New Observations of the Strongly Magnetic O-star NGC 1624-2 Reveal Its Magnetic South Pole

TL;DR

This study presents new spectropolarimetric observations of NGC 1624-2, revealing its magnetic south pole and confirming a longer rotational period, which implies a different magnetic geometry than previously thought.

Contribution

The paper provides the first direct detection of the magnetic south pole in NGC 1624-2, resolving previous ambiguities about its magnetic geometry and rotational period.

Findings

Confirmed the longer rotational period of ~306 days.

Detected a strong negative (south) magnetic polarity.

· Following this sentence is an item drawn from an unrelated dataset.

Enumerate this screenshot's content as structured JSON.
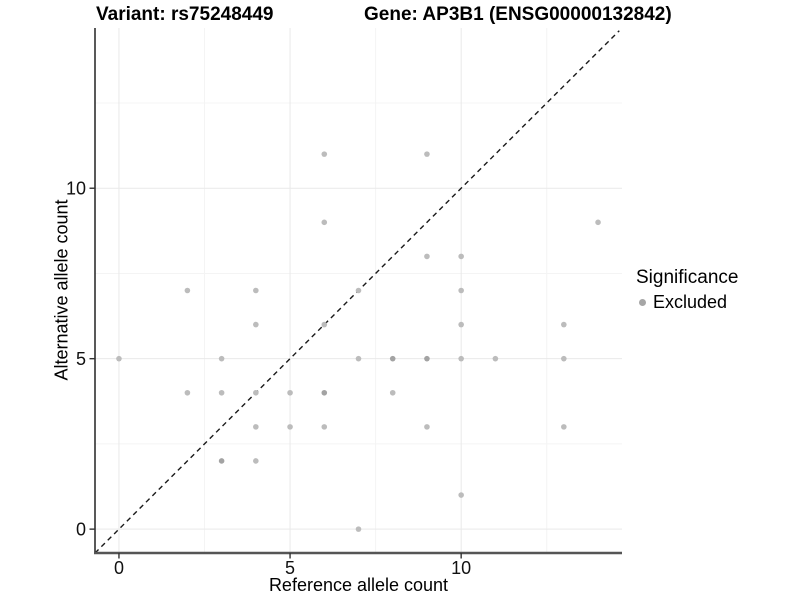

Suggested both magnetic poles are similarly oriented relative to our line of sight.

Abstract

NCG 1624-2 has the strongest detected magnetic field of all known main-sequence O-type stars. It was originally found that its magnetospheric emission lines followed a $\sim$5 month periodicity, and the existing line-of-sight magnetic measurements were predominantly of strong positive (north) polarity. As such, the field's geometric interpretation has been a mildly tilted (with respect to the rotational axis) dipole, such that only the magnetic north pole is visible during a rotation cycle. However, S. Seadrow et al. (2026) recently reported that new magnetospheric observations no longer phased with the established ephemeris and that the period had to be decreased by a few days. S. Seadrow et al. (2026) also found that existing magnetic measurements did not rule out a period twice as long (306.56 d). This period suggests a different magnetic configuration with a larger dipolar tilt, making both magnetic poles visible over a single rotation. Because previous spectropolarimetric observations did not have sufficient phase coverage to distinguish between the geometries, both were equally viable. In this paper, we present new spectropolarimetric observations obtained specifically to resolve this ambiguity. Our new magnetic measurements have a strong negative (south) polarity, confirming that the rotational period of NGC 1624-2 is indeed nearly twice as long as previously thought. Our measurements show that both poles come within a similar angle to our line of sight and likely have roughly the same local magnetic field strength (with a dipolar strength of 15-20 kG or more depending on the inclination angle).